8) Practical planning steps for H-1B, OPT, and new green cards (2025–2029 window)
Run decisions by tax year. A move in late December can change what state taxes apply. A home purchase can change property taxes quickly. Equity pay can push MAGI above the phase-out line.
Action steps that often help:
- Model itemized vs standard every year, especially when you add a home, marriage, or a new state.
- Watch MAGI around $500,000 in Tax Year 2025, since the 30% phase-out can reduce the higher cap.
- Time income events when possible, like bonuses or RSU vests, if you expect to hover near the phase-out threshold.
- Consider location planning with your immigration timeline, because a multi-year stay in California or New York can look different under a $40,000+ cap versus a $10,000 cap.
- If self-employed or a founder, ask about PTET early, before deadlines for entity elections or state filings.

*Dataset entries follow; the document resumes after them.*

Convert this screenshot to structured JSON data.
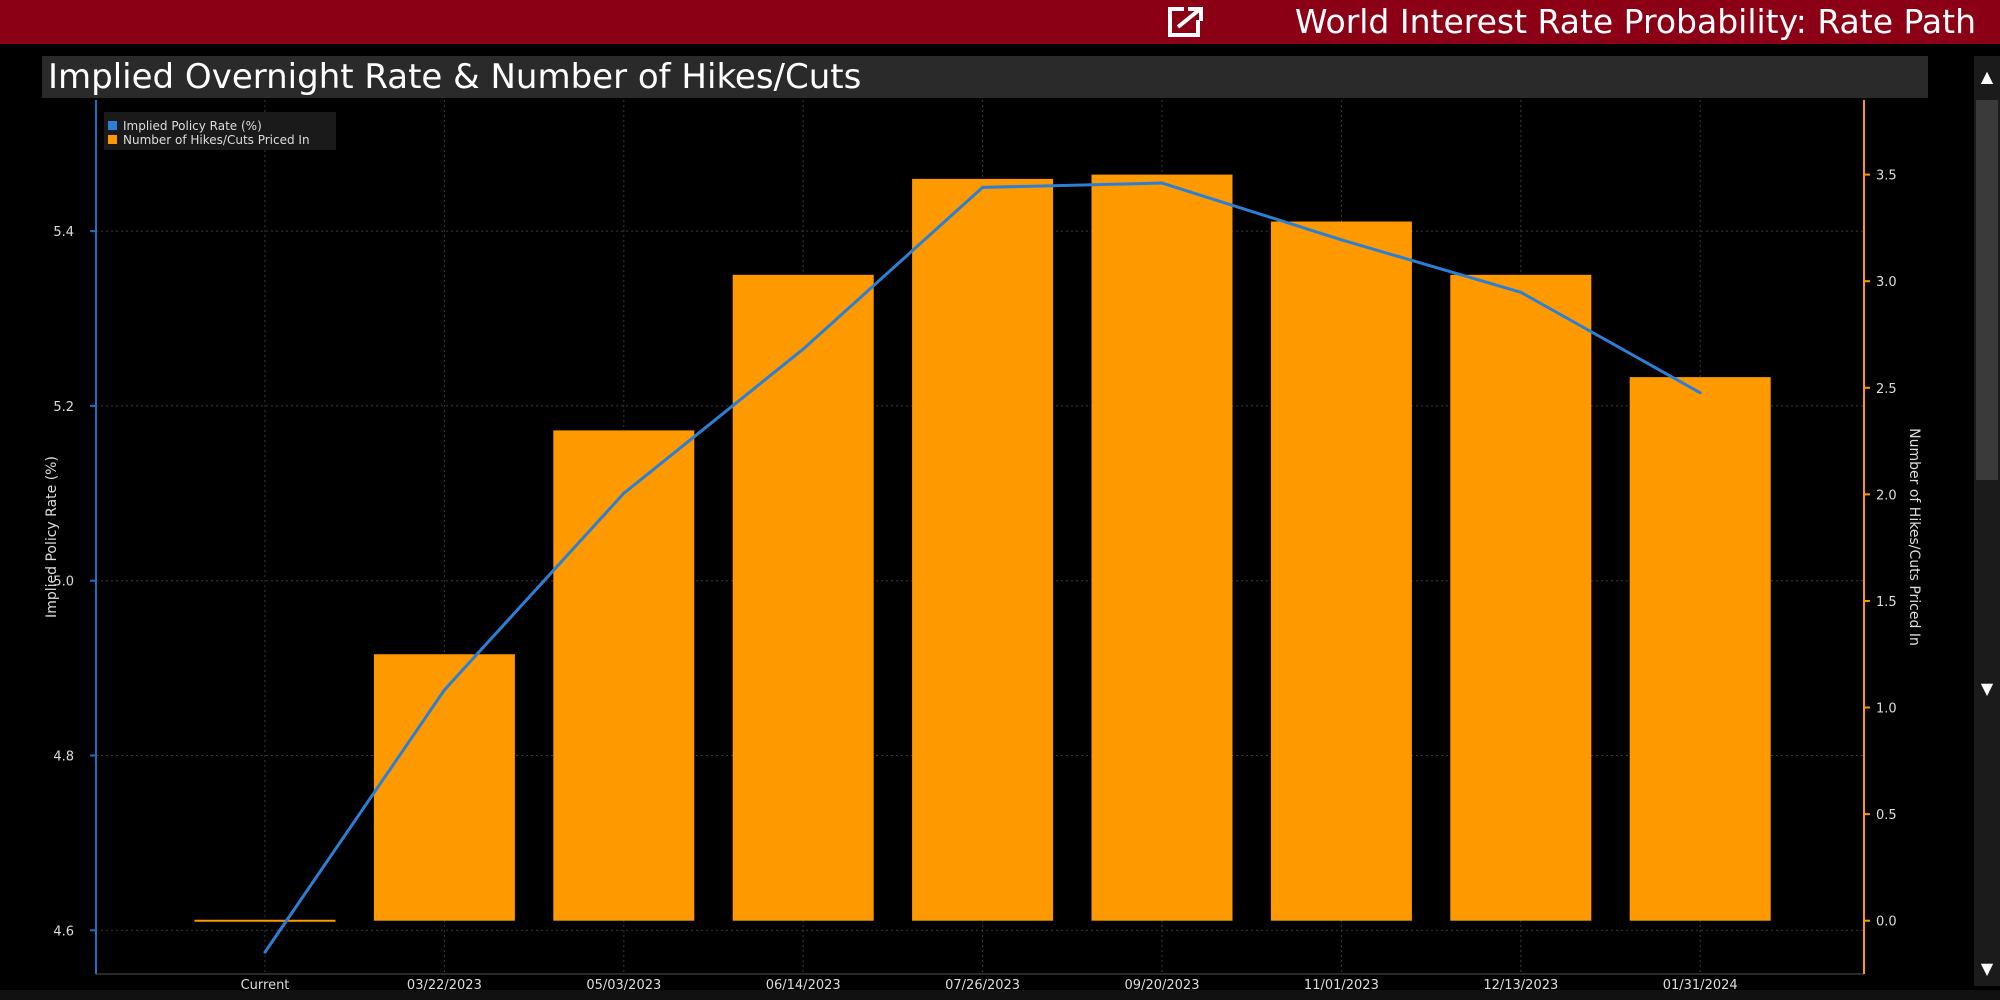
{
  "header": {
    "app_title": "World Interest Rate Probability: Rate Path",
    "export_icon": "export-icon"
  },
  "chart_title": "Implied Overnight Rate & Number of Hikes/Cuts",
  "colors": {
    "header_bg": "#8c0016",
    "line": "#2b7fd4",
    "bar": "#ff9900",
    "grid": "#3a3a3a",
    "axis": "#ff9900"
  },
  "chart_data": {
    "type": "bar",
    "categories": [
      "Current",
      "03/22/2023",
      "05/03/2023",
      "06/14/2023",
      "07/26/2023",
      "09/20/2023",
      "11/01/2023",
      "12/13/2023",
      "01/31/2024"
    ],
    "series": [
      {
        "name": "Implied Policy Rate (%)",
        "type": "line",
        "axis": "left",
        "values": [
          4.575,
          4.875,
          5.1,
          5.265,
          5.45,
          5.455,
          5.39,
          5.33,
          5.215
        ]
      },
      {
        "name": "Number of Hikes/Cuts Priced In",
        "type": "bar",
        "axis": "right",
        "values": [
          0,
          1.25,
          2.3,
          3.03,
          3.48,
          3.5,
          3.28,
          3.03,
          2.55
        ]
      }
    ],
    "ylabel": "Implied Policy Rate (%)",
    "y2label": "Number of Hikes/Cuts Priced In",
    "ylim": [
      4.55,
      5.55
    ],
    "y2lim": [
      -0.25,
      3.85
    ],
    "yticks": [
      "4.6",
      "4.8",
      "5.0",
      "5.2",
      "5.4"
    ],
    "y2ticks": [
      "0.0",
      "0.5",
      "1.0",
      "1.5",
      "2.0",
      "2.5",
      "3.0",
      "3.5"
    ],
    "grid": true,
    "legend": "top-left"
  },
  "scrollbar": {
    "up_icon": "arrow-up-icon",
    "down_icon": "arrow-down-icon"
  }
}
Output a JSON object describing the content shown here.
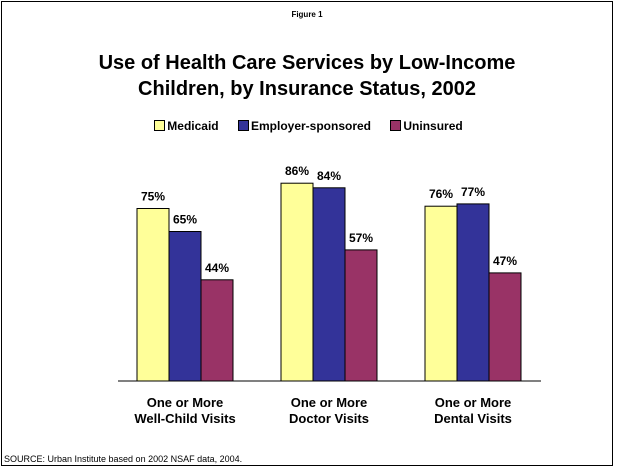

✅ Run annual itemized vs standard deduction analysis, especially when residing in high-tax states or considering home ownership.
Disclaimer and closing guidance
This article discusses tax planning implications and should include a disclaimer that individual circumstances vary; consult a qualified tax advisor. Tax laws change; numbers are as stated and may be updated by new legislation.
For many H-1B professionals and workers coming off OPT in California, New York, New Jersey, Massachusetts, or Illinois, the single most time-sensitive step is to model Tax Year 2025 and your $500,000 MAGI exposure now, before compensation and housing decisions lock in.
The SALT deduction cap is increasing from $10,000 to over $40,000 for the 2025–2029 tax years. This change primarily benefits high-earning professionals in high-tax states who itemize deductions. However, a phase-out applies to those earning over $500,000 MAGI. The cap is scheduled to revert to $10,000 in 2030 unless new legislation is passed. Taxpayers should model their deductions annually to optimize their filings.